Astrophysical Gamma-ray and Neutrino Production Following from the Physics of Photon-Nucleon Interactions

TL;DR

This paper provides a comprehensive analysis of photon-nucleon interactions, emphasizing pion and meson production, and their implications for astrophysical gamma-ray and neutrino sources, based on recent empirical data.

Contribution

It offers an updated theoretical and experimental framework for photon-nucleon interactions, highlighting the dominance of the Delta(1232) resonance and the limited role of other mesons in astrophysical neutrino and gamma-ray production.

Findings

Photoproduction with helium yields about 10% of pions compared to protons.

The Delta(1232) resonance dominates neutrino and gamma-ray production.

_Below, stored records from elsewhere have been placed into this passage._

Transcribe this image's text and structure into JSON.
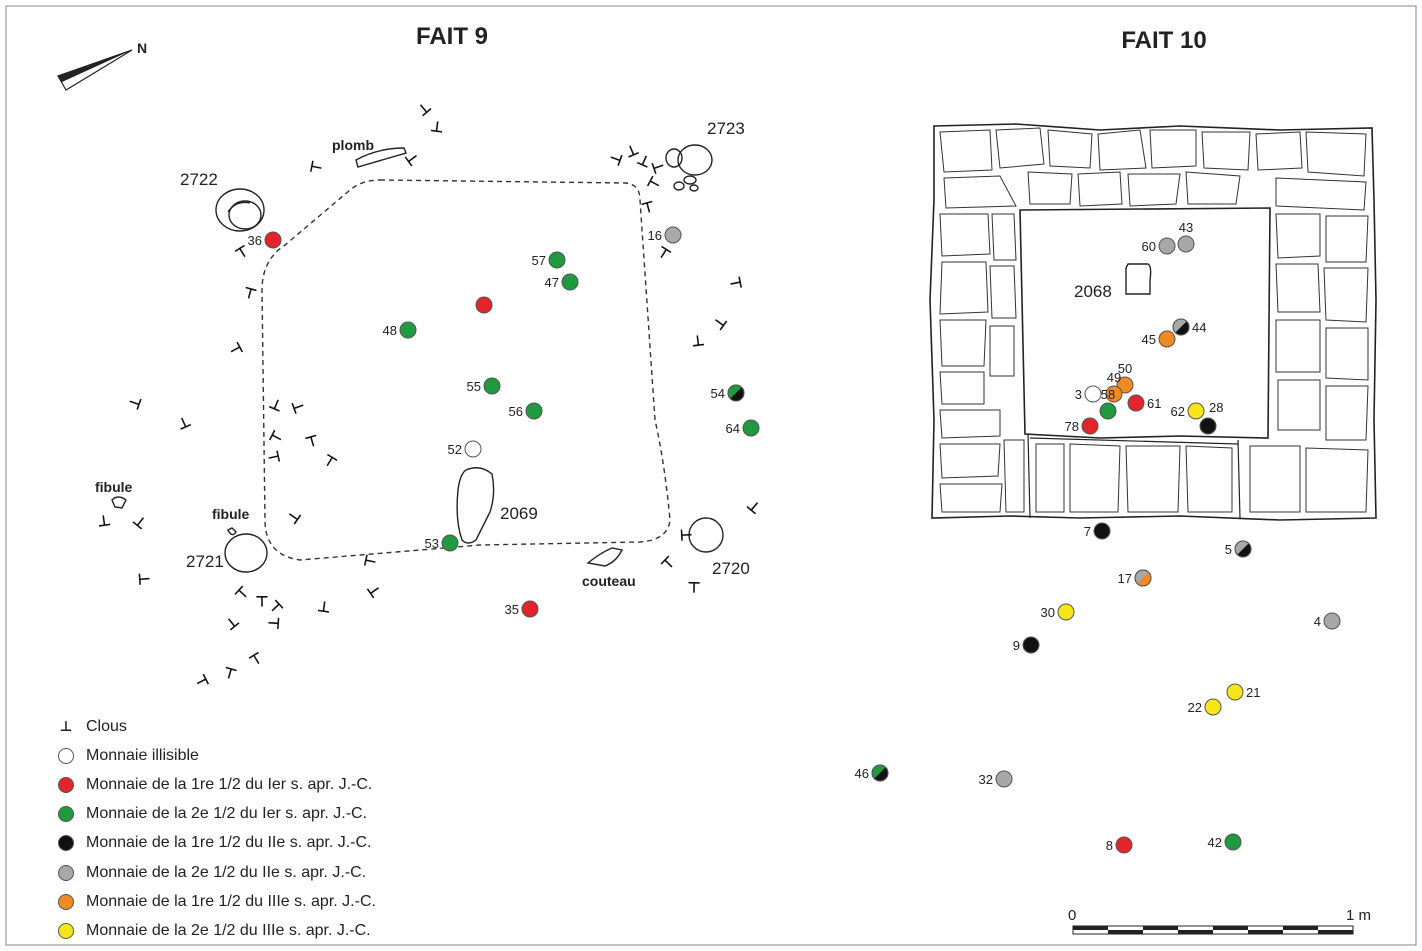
{
  "titles": {
    "left": "FAIT 9",
    "right": "FAIT 10"
  },
  "north_label": "N",
  "features": {
    "f2722": "2722",
    "f2723": "2723",
    "f2721": "2721",
    "f2720": "2720",
    "f2069": "2069",
    "f2068": "2068"
  },
  "objects": {
    "plomb": "plomb",
    "fibule_a": "fibule",
    "fibule_b": "fibule",
    "couteau": "couteau"
  },
  "scale": {
    "start": "0",
    "end": "1 m"
  },
  "colors": {
    "illisible": "#ffffff",
    "c1_1": "#e3242b",
    "c1_2": "#1f9a3e",
    "c2_1": "#111111",
    "c2_2": "#a8a8a8",
    "c3_1": "#f08a24",
    "c3_2": "#f7e617"
  },
  "legend": {
    "clous": "Clous",
    "items": [
      {
        "key": "illisible",
        "label": "Monnaie illisible"
      },
      {
        "key": "c1_1",
        "label": "Monnaie de la 1re 1/2 du Ier s. apr. J.-C."
      },
      {
        "key": "c1_2",
        "label": "Monnaie de la 2e 1/2 du Ier s. apr. J.-C."
      },
      {
        "key": "c2_1",
        "label": "Monnaie de la 1re 1/2 du IIe s. apr. J.-C."
      },
      {
        "key": "c2_2",
        "label": "Monnaie de la 2e 1/2 du IIe s. apr. J.-C."
      },
      {
        "key": "c3_1",
        "label": "Monnaie de la 1re 1/2 du IIIe s. apr. J.-C."
      },
      {
        "key": "c3_2",
        "label": "Monnaie de la 2e 1/2 du IIIe s. apr. J.-C."
      }
    ]
  },
  "coins": [
    {
      "num": "36",
      "cat": "c1_1"
    },
    {
      "num": "16",
      "cat": "c2_2"
    },
    {
      "num": "57",
      "cat": "c1_2"
    },
    {
      "num": "47",
      "cat": "c1_2"
    },
    {
      "num": "",
      "cat": "c1_1"
    },
    {
      "num": "48",
      "cat": "c1_2"
    },
    {
      "num": "55",
      "cat": "c1_2"
    },
    {
      "num": "56",
      "cat": "c1_2"
    },
    {
      "num": "54",
      "cat": "c1_2",
      "cat2": "c2_1"
    },
    {
      "num": "64",
      "cat": "c1_2"
    },
    {
      "num": "52",
      "cat": "illisible"
    },
    {
      "num": "53",
      "cat": "c1_2"
    },
    {
      "num": "35",
      "cat": "c1_1"
    },
    {
      "num": "43",
      "cat": "c2_2"
    },
    {
      "num": "60",
      "cat": "c2_2"
    },
    {
      "num": "44",
      "cat": "c2_2",
      "cat2": "c2_1"
    },
    {
      "num": "45",
      "cat": "c3_1"
    },
    {
      "num": "50",
      "cat": "c3_1"
    },
    {
      "num": "49",
      "cat": "c3_1"
    },
    {
      "num": "3",
      "cat": "illisible"
    },
    {
      "num": "61",
      "cat": "c1_1"
    },
    {
      "num": "58",
      "cat": "c1_2"
    },
    {
      "num": "78",
      "cat": "c1_1"
    },
    {
      "num": "62",
      "cat": "c3_2"
    },
    {
      "num": "28",
      "cat": "c2_1"
    },
    {
      "num": "7",
      "cat": "c2_1"
    },
    {
      "num": "5",
      "cat": "c2_2",
      "cat2": "c2_1"
    },
    {
      "num": "17",
      "cat": "c2_2",
      "cat2": "c3_1"
    },
    {
      "num": "30",
      "cat": "c3_2"
    },
    {
      "num": "4",
      "cat": "c2_2"
    },
    {
      "num": "9",
      "cat": "c2_1"
    },
    {
      "num": "21",
      "cat": "c3_2"
    },
    {
      "num": "22",
      "cat": "c3_2"
    },
    {
      "num": "46",
      "cat": "c1_2",
      "cat2": "c2_1"
    },
    {
      "num": "32",
      "cat": "c2_2"
    },
    {
      "num": "8",
      "cat": "c1_1"
    },
    {
      "num": "42",
      "cat": "c1_2"
    }
  ]
}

Nucleon resonances at 1400 GeV can contribute up to 20% to neutrino flux.

Abstract

The aim of this paper is to present a more complete consideration of the theoretical concepts and experimental aspects of the physics of photoproduction interactions involving nuclei. This treatment is based in large part on the most recent and extensive empirical data on particle photoproduction interactions with protons. The implications of photoproduction involving helium nuclei are also treated and compared with photoproduction involving protons. It is found that photoproduction interactions with helium nuclei produce approximately 10% of the number of pions as compared with photoproduction interactions involving protons in astrophysical sources, assuming the cosmological abundance of He. In addition to the production of pions, we also demonstrate the relative effect of excited nucleon p-pi and p-2pi resonances and rho, eta, omega, and K meson production and decay channels that result in neutrino and gamma-ray production. The production of mesons other than pions is shown not to be significant for calculations of astrophysical gamma-ray and neutrino production. It is further shown that, for astrophysical purposes, the Delta(1232) resonance channel clearly dominates. However, a blend of nucleon resonances at 1400 GeV can contribute as much as 20% to the neutrino flux.